The bronze work by the Nazi sculptor Wilhelm Wandschneider was brought to Linz in 1942 as a "personal gift" from Hitler, who wanted to make the city the "cultural capital" of the Third Reich.
For 65 years it stood in the rotunda of a park overlooking the city, where the German dictator lived between 10 and 18 years old.
But it was quickly removed in 2008 after a group of art students revealed its unsavoury origins.
Linz's Nordico museum, which had stored the work, will now add it to its collections, Doris Lang-Mayerhofer, who heads the city's culture and tourism committee, said Tuesday.
A detailed explanation will accompany the Aphrodite, she said, adding that the city wanted to make an "active effort at remembrance" rather than "dismantle history".

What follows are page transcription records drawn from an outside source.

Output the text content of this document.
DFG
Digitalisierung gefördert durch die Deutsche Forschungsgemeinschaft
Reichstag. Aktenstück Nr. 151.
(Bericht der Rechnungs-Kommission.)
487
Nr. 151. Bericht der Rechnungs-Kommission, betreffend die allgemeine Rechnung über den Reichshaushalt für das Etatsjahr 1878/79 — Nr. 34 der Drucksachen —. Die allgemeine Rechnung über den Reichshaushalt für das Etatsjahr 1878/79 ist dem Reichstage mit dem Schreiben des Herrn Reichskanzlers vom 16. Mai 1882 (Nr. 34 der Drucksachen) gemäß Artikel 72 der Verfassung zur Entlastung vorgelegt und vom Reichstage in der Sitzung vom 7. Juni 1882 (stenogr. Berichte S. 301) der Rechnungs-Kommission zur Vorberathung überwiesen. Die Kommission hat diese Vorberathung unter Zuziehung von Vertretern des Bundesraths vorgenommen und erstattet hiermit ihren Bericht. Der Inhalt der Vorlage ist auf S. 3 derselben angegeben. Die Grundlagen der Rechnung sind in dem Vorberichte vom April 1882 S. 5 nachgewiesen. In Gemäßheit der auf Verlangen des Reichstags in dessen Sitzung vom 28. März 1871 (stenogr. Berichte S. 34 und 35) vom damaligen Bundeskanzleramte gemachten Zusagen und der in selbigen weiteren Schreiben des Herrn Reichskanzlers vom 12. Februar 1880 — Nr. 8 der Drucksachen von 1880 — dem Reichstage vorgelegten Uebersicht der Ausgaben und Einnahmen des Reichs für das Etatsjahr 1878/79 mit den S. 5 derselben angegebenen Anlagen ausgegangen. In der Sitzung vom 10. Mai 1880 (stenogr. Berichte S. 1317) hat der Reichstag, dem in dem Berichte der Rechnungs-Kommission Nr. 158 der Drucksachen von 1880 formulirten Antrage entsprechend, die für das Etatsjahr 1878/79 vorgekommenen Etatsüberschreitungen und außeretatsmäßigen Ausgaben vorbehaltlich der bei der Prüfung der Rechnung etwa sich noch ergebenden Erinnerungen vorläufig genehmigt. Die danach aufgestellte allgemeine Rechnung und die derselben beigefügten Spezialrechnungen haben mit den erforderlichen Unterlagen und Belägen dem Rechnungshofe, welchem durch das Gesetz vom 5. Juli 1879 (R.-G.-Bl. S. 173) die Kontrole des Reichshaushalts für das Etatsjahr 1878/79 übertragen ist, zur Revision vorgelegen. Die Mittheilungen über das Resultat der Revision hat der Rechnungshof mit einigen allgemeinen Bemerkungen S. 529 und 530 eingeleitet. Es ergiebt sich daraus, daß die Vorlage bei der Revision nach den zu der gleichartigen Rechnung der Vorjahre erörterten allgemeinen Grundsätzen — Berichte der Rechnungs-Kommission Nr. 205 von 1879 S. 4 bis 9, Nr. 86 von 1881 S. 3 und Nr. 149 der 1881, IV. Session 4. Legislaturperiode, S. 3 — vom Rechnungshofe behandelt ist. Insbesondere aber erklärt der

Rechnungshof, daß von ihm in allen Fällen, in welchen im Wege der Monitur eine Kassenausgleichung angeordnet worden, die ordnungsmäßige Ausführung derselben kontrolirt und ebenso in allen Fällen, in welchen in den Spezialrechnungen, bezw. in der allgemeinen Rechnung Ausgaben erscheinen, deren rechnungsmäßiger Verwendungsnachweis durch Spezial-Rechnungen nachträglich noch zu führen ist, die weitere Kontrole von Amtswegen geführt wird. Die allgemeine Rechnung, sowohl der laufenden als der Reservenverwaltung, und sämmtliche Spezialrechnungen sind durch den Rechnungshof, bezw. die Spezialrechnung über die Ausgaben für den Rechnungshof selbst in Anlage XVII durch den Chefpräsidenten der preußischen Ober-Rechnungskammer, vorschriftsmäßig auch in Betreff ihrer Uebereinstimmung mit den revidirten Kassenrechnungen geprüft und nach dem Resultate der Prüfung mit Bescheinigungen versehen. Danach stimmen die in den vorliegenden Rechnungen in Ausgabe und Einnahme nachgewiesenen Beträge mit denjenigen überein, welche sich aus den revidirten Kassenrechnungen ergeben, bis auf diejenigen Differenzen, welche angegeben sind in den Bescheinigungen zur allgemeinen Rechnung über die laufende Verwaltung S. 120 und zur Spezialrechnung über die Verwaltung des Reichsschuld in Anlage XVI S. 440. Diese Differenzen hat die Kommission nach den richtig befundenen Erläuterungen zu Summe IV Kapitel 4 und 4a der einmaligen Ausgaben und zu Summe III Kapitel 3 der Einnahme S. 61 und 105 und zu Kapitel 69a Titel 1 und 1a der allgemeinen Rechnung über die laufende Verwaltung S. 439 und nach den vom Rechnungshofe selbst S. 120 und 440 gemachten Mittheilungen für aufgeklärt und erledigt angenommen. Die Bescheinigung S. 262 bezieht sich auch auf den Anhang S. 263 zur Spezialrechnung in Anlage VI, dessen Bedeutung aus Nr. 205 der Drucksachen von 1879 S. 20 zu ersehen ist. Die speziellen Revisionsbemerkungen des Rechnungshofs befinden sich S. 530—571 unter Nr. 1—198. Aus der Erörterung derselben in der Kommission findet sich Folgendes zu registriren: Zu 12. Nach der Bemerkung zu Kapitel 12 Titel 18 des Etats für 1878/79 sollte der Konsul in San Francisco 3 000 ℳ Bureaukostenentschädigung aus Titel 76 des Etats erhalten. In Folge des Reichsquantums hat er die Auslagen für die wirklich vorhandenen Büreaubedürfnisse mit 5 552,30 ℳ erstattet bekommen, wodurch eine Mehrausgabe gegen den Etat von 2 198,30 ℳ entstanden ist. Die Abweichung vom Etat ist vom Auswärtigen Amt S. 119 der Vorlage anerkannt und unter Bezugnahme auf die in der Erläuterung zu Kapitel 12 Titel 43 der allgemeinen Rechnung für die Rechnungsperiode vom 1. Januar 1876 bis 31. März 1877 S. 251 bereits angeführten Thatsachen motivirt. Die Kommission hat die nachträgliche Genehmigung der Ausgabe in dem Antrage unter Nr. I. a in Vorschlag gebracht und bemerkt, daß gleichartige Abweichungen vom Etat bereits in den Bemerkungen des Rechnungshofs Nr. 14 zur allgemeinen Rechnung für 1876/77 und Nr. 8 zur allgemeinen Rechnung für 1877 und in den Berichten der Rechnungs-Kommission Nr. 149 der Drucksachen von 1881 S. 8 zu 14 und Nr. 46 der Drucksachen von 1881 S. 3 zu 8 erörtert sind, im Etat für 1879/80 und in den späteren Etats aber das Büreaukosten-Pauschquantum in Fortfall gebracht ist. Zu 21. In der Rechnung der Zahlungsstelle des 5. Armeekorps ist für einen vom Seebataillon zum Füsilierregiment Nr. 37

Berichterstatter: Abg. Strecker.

Lang-Mayerhofer, a conservative ÖVP lawmaker, said the decision garnered unanimous support of parties represented on the city council, as well as the backing of the federal chancellery.
The Greens backed the museum option since it would keep the statue from becoming a beacon for neo-Nazi pilgrimages, while the far-right FPÖ said it would protect the work from "political vandalism".
Despite Linz's relative insignificance for Nazi Germany, Hitler named it one of his "Führer cities" alongside Berlin, Hamburg, Munich and Nuremburg.
Linz had organised in 2008 an exposition delving into this cumbersome heritage.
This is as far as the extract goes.